Today it’s Monday May 14, and we’re prying open our eyes to look back on a special weekend. No, we’re not talking about the Songfestival (too bad Waylon). Last weekend we organized the semi finals and the finals of Dopper Foundation’s Changemaker Challenge; a competition which encourages students to write their graduation research on water and / or plastic waste issues and helps them make it groundbreaking. And – as predicted – it was a waterful weekend, full of good pitches, fun, inspiration, adventure, and not that much sleep. But students are used to that, right?
On Saturday, we started with a full day of pitches from all eighteen semi fin
alists. And we couldn’t have been at a more suitable location than The Ceuvel, since this is THE playground for innovation and creativity in Amsterdam. Maybe these surroundings helped, but the pitch training at Dopper’s HQ a week before probably didn’t hurt either, because the pitches blew away our judges. ‘I want to create a filter to capture microplastic fibres in washing machines’, wow! ‘I want people to have an alternative to cosmetics with microplastics in them’, another wow! No wonder our judges had a difficult time deciding which ten students should continue to Sunday’s finals. But after a long and stressful jury deliberation, they resurfaced and presented the ten finalists.
When the top 10 was announced, did the semi-finalists walk the proverbial plank? No way! All eighteen students joined the jury members and Dopper crew to the harbor, to kick off the most exciting part of the weekend: a sailing trip across the Markermeer! As stress levels faded, everyone could enjoy music, veggie food and the occasional beer. And we couldn’t have ended the evening better, dancing around a bonfire, on an island in the middle of the lake.
The next morning, after a short night on the boat, everyone could use some recharging. A sunrise yoga session would do the trick! A series of fish- and dolphin poses made sure our finalists felt a healthy combination of adrenaline and relaxation (adrena-zen?) when their speed dates with the jury commenced. And before we knew it, the moment to decide was there. Who would be the winner of the Changemaker Challenge, winning € 5.000, – for their graduation research? Once again, the judges were torn. After a long discussion it was ‘all hands on deck’ for the announcement of the top 10. The winner of the Changemaker Challenge, class of 2018 is *drumroll*… Amy Mooijman!
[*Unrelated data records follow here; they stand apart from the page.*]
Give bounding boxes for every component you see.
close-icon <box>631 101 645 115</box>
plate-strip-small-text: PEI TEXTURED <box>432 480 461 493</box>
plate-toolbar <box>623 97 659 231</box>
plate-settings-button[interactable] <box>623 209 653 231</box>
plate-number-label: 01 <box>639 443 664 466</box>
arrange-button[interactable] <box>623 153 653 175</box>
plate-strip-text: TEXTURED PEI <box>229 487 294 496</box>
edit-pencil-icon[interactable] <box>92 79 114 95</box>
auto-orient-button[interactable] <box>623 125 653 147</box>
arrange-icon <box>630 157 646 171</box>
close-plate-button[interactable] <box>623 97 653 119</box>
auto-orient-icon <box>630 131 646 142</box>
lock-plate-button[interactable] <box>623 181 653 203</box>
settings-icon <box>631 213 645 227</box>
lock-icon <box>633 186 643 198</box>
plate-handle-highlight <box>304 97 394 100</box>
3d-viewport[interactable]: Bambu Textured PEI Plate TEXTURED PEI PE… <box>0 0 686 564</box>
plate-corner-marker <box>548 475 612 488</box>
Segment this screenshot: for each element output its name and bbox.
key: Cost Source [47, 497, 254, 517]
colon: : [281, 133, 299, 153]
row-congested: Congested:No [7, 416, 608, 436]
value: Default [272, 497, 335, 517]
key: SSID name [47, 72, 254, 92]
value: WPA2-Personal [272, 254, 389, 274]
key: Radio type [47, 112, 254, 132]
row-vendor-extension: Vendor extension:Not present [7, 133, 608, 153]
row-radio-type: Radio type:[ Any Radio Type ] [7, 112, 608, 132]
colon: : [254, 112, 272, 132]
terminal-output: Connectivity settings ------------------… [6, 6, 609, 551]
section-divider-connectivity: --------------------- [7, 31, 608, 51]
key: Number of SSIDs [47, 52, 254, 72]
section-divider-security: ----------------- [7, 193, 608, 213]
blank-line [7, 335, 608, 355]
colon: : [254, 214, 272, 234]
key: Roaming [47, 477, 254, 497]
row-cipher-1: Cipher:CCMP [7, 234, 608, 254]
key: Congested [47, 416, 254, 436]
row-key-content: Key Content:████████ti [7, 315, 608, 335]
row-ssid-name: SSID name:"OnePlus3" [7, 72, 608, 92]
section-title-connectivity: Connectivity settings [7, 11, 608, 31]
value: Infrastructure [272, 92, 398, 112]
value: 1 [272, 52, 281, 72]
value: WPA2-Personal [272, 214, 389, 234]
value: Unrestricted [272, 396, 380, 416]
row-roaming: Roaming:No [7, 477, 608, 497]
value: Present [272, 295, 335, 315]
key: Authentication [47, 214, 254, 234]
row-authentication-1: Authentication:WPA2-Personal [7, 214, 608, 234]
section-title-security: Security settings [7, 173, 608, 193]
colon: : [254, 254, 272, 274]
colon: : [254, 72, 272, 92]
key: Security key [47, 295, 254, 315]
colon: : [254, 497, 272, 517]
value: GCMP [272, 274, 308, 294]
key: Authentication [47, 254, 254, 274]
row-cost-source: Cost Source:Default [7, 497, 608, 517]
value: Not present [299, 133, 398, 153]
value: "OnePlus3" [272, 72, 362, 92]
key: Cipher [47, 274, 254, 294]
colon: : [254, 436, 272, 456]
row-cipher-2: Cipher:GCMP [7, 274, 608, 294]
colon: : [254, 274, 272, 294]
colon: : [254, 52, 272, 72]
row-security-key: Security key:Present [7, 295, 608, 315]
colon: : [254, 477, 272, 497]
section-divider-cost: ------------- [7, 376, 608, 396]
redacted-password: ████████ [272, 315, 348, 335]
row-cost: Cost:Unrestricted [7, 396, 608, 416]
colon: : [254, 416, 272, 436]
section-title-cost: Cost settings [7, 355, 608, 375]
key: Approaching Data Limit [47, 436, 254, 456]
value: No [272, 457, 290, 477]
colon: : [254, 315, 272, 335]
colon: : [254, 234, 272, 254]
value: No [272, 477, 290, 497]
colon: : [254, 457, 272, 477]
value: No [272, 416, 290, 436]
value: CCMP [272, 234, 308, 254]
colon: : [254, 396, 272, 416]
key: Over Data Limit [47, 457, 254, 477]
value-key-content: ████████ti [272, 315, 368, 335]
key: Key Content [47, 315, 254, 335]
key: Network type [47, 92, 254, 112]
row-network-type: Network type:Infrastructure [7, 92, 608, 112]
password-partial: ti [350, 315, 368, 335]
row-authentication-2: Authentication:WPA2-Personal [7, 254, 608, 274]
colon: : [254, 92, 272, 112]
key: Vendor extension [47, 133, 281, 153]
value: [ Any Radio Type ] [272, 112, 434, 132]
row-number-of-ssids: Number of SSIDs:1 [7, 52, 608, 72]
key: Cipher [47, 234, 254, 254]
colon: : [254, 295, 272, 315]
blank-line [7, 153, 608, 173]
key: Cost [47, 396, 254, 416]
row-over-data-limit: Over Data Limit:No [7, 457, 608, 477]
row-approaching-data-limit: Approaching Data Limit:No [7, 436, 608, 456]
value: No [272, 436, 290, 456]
An advertising student at Willem de Kooning Academy in Rotterdam who is working on an awareness campaign around microplastic in cosmetics for the next year. We are going to follow her on her journey, so stay tuned to find out more…
1 Winner of €5.000,-
Amy Mooijman – Advertising at Willem de Kooning Academy
Research and awareness campaign on replacing microplastic in cosmetics.
2 Winner of €2.500,-
Laure Herweyers – Product Development at University of Antwerp
Developing an external filter for washing machines to capture microplastic fibres.
3 Winner of €1.250,-
Donna Algra – Biotechnology and Biology at Wageningen University & Research
Research and development of a low-tech solution to process (marine) plastic waste into usable products to provide local island people with an incentive to collect and recycle (marine) plastic waste.
4 Winner of €750,-
Glenn Verhaege – Strategic Design at University of Antwerp
Design a new (reusable) packaging for food delivery, which better preserves the quality of the transported food, creates a better “restaurant experience” at home and is more ecological than the current alternatives.
5 – 10 Winners of €500,-
Rushabh Chheda – Architecture at TU Delft
Research on the use of the existing network of local waste recyclers and the informal building industry, to create modular, pluggable building elements using waste plastic, that can be used and produced safely by the local community.
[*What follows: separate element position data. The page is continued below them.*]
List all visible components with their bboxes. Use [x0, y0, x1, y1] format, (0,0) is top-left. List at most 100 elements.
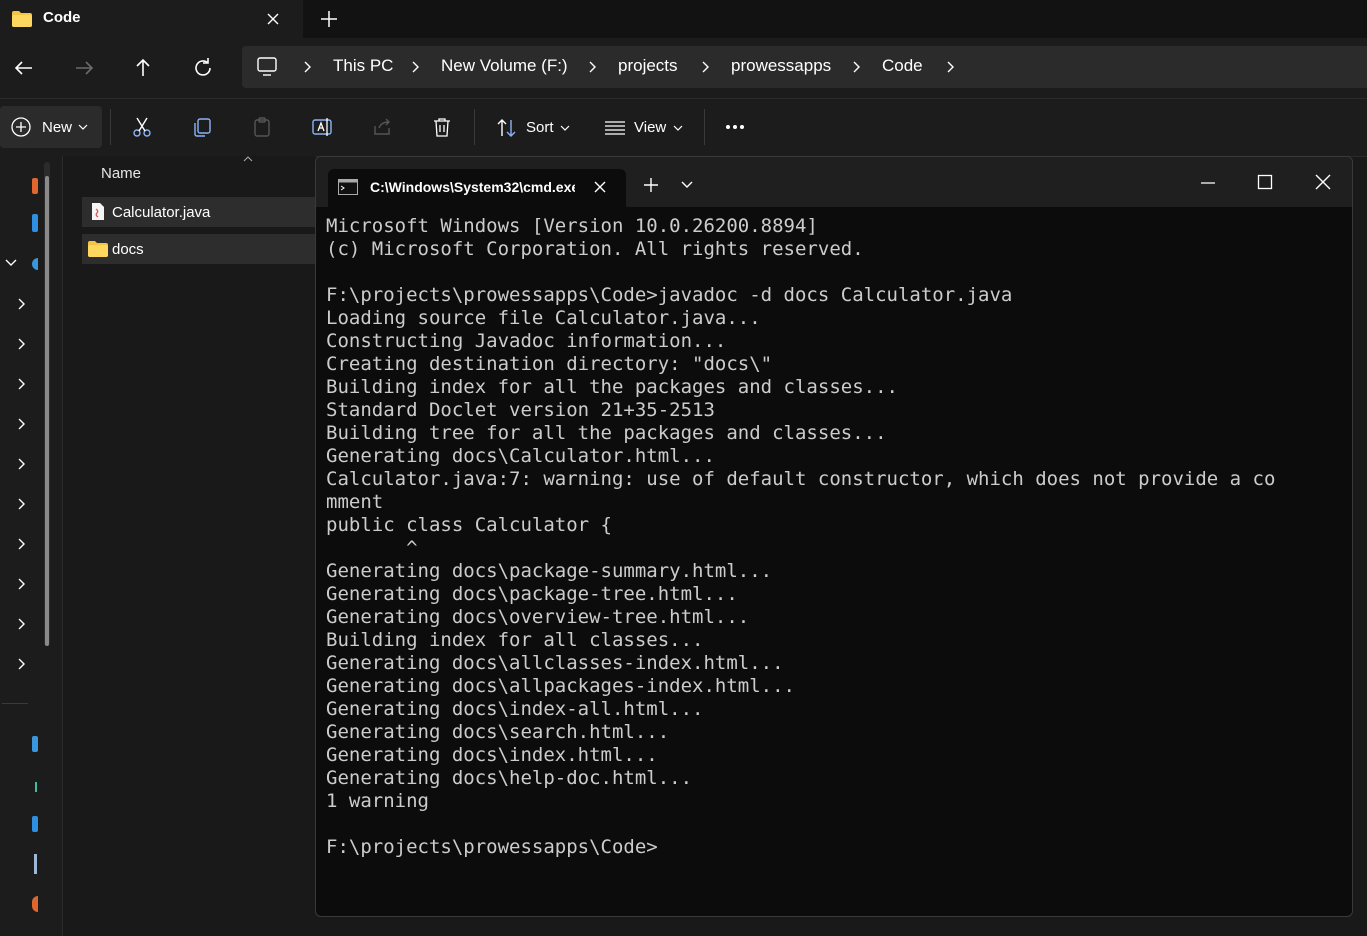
terminal-line: Generating docs\Calculator.html... — [326, 445, 715, 467]
refresh-icon[interactable] — [189, 54, 217, 82]
more-options-icon[interactable] — [724, 116, 746, 138]
terminal-line: Generating docs\allclasses-index.html... — [326, 652, 784, 674]
chevron-right-icon[interactable] — [14, 417, 28, 431]
terminal-line: Building tree for all the packages and c… — [326, 422, 887, 444]
java-file-icon — [91, 202, 105, 221]
chevron-right-icon[interactable] — [14, 457, 28, 471]
chevron-down-icon[interactable] — [4, 258, 18, 268]
terminal-line: Generating docs\search.html... — [326, 721, 670, 743]
terminal-line: Generating docs\package-tree.html... — [326, 583, 738, 605]
chevron-right-icon[interactable] — [698, 60, 712, 74]
terminal-title-bar[interactable]: C:\Windows\System32\cmd.exe — [316, 157, 1352, 207]
chevron-right-icon[interactable] — [300, 60, 314, 74]
terminal-tab[interactable]: C:\Windows\System32\cmd.exe — [328, 169, 626, 207]
terminal-output[interactable]: Microsoft Windows [Version 10.0.26200.88… — [326, 215, 1336, 859]
terminal-line: Generating docs\allpackages-index.html..… — [326, 675, 795, 697]
explorer-tab[interactable]: Code — [0, 0, 303, 38]
breadcrumb-this-pc[interactable]: This PC — [333, 56, 393, 76]
terminal-line: mment — [326, 491, 384, 513]
folder-icon — [12, 11, 32, 27]
column-header-name[interactable]: Name — [101, 165, 141, 182]
cut-icon[interactable] — [131, 116, 153, 138]
monitor-icon — [256, 56, 280, 78]
desktop-icon — [32, 736, 38, 752]
chevron-right-icon[interactable] — [943, 60, 957, 74]
chevron-right-icon[interactable] — [849, 60, 863, 74]
up-arrow-icon[interactable] — [129, 54, 157, 82]
chevron-down-icon[interactable] — [680, 179, 694, 191]
new-button-label: New — [42, 119, 73, 136]
terminal-line: Microsoft Windows [Version 10.0.26200.88… — [326, 215, 818, 237]
view-button[interactable]: View — [598, 112, 690, 144]
share-icon[interactable] — [371, 116, 393, 138]
pictures-icon — [34, 854, 37, 874]
downloads-icon — [35, 782, 37, 792]
explorer-tab-strip: Code — [0, 0, 1367, 38]
file-name: docs — [112, 241, 144, 258]
chevron-right-icon[interactable] — [14, 297, 28, 311]
terminal-line: Generating docs\overview-tree.html... — [326, 606, 750, 628]
chevron-down-icon — [78, 123, 88, 131]
documents-icon — [32, 816, 38, 832]
scrollbar[interactable] — [44, 162, 50, 646]
terminal-tab-title: C:\Windows\System32\cmd.exe — [370, 179, 575, 195]
chevron-right-icon[interactable] — [14, 617, 28, 631]
chevron-right-icon[interactable] — [14, 537, 28, 551]
back-arrow-icon[interactable] — [10, 54, 38, 82]
chevron-right-icon[interactable] — [14, 337, 28, 351]
terminal-window[interactable]: C:\Windows\System32\cmd.exe Microsoft Wi… — [315, 156, 1353, 917]
close-tab-icon[interactable] — [262, 8, 284, 30]
address-bar[interactable]: This PC New Volume (F:) projects prowess… — [242, 46, 1367, 88]
terminal-line: Creating destination directory: "docs\" — [326, 353, 773, 375]
delete-icon[interactable] — [431, 116, 453, 138]
file-list — [63, 156, 315, 936]
paste-icon[interactable] — [251, 116, 273, 138]
chevron-right-icon[interactable] — [585, 60, 599, 74]
new-button[interactable]: New — [0, 106, 102, 148]
new-tab-icon[interactable] — [641, 175, 661, 195]
navigation-pane[interactable] — [0, 156, 63, 936]
terminal-line: Building index for all the packages and … — [326, 376, 898, 398]
minimize-icon[interactable] — [1198, 173, 1218, 193]
command-bar: New Sort View — [0, 99, 1367, 157]
chevron-right-icon[interactable] — [14, 577, 28, 591]
new-tab-icon[interactable] — [315, 6, 343, 32]
forward-arrow-icon[interactable] — [70, 54, 98, 82]
breadcrumb-new-volume[interactable]: New Volume (F:) — [441, 56, 568, 76]
close-window-icon[interactable] — [1312, 171, 1334, 193]
chevron-right-icon[interactable] — [408, 60, 422, 74]
chevron-right-icon[interactable] — [14, 377, 28, 391]
list-item[interactable]: docs — [82, 234, 315, 264]
terminal-line: F:\projects\prowessapps\Code>javadoc -d … — [326, 284, 1013, 306]
music-icon — [32, 896, 38, 912]
terminal-line: Constructing Javadoc information... — [326, 330, 727, 352]
sort-button[interactable]: Sort — [490, 112, 578, 144]
file-name: Calculator.java — [112, 204, 211, 221]
plus-circle-icon — [10, 116, 32, 138]
breadcrumb-prowessapps[interactable]: prowessapps — [731, 56, 831, 76]
sort-icon — [496, 118, 518, 138]
sort-label: Sort — [526, 119, 554, 136]
terminal-line: (c) Microsoft Corporation. All rights re… — [326, 238, 864, 260]
cloud-icon — [32, 258, 38, 270]
breadcrumb-projects[interactable]: projects — [618, 56, 678, 76]
divider — [110, 109, 111, 145]
navigation-bar: This PC New Volume (F:) projects prowess… — [0, 38, 1367, 99]
scrollbar-thumb[interactable] — [45, 176, 49, 646]
chevron-right-icon[interactable] — [14, 657, 28, 671]
terminal-line: Standard Doclet version 21+35-2513 — [326, 399, 715, 421]
terminal-line: Generating docs\help-doc.html... — [326, 767, 693, 789]
maximize-icon[interactable] — [1255, 171, 1275, 191]
terminal-line: F:\projects\prowessapps\Code> — [326, 836, 658, 858]
copy-icon[interactable] — [191, 116, 213, 138]
breadcrumb-code[interactable]: Code — [882, 56, 923, 76]
list-item[interactable]: Calculator.java — [82, 197, 315, 227]
view-list-icon — [604, 120, 626, 136]
folder-icon — [32, 214, 38, 232]
chevron-right-icon[interactable] — [14, 497, 28, 511]
rename-icon[interactable] — [311, 116, 333, 138]
chevron-down-icon — [560, 124, 570, 132]
close-tab-icon[interactable] — [590, 177, 610, 197]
Lotte Bouwman – University College Leiden
Research on the effects of micro- and nanoplastics on plants and looking for the right way to measure these.
Jasper Schakel – Civil Engineering/Watermanagement/Sanitation at TU Delft
Research and improvements on the technique of adsorption desalination.
Philip Ehrhorn – Aquatic Ecosystem Analysis at Aeres Hogeschool
Research on the available data on the plastic pollution in the Amsterdam canals and design of a monitoring plan in order to fill the information gap.
Piek Kuppers – Integrated Product Design at TU Delft
Design using seaweed and the acceptation of seaweed products within the plastic industry.
Lea Mazy – Design at Design Academy Eindhoven
Challenging the way we access, perceive and interact with water in our homes.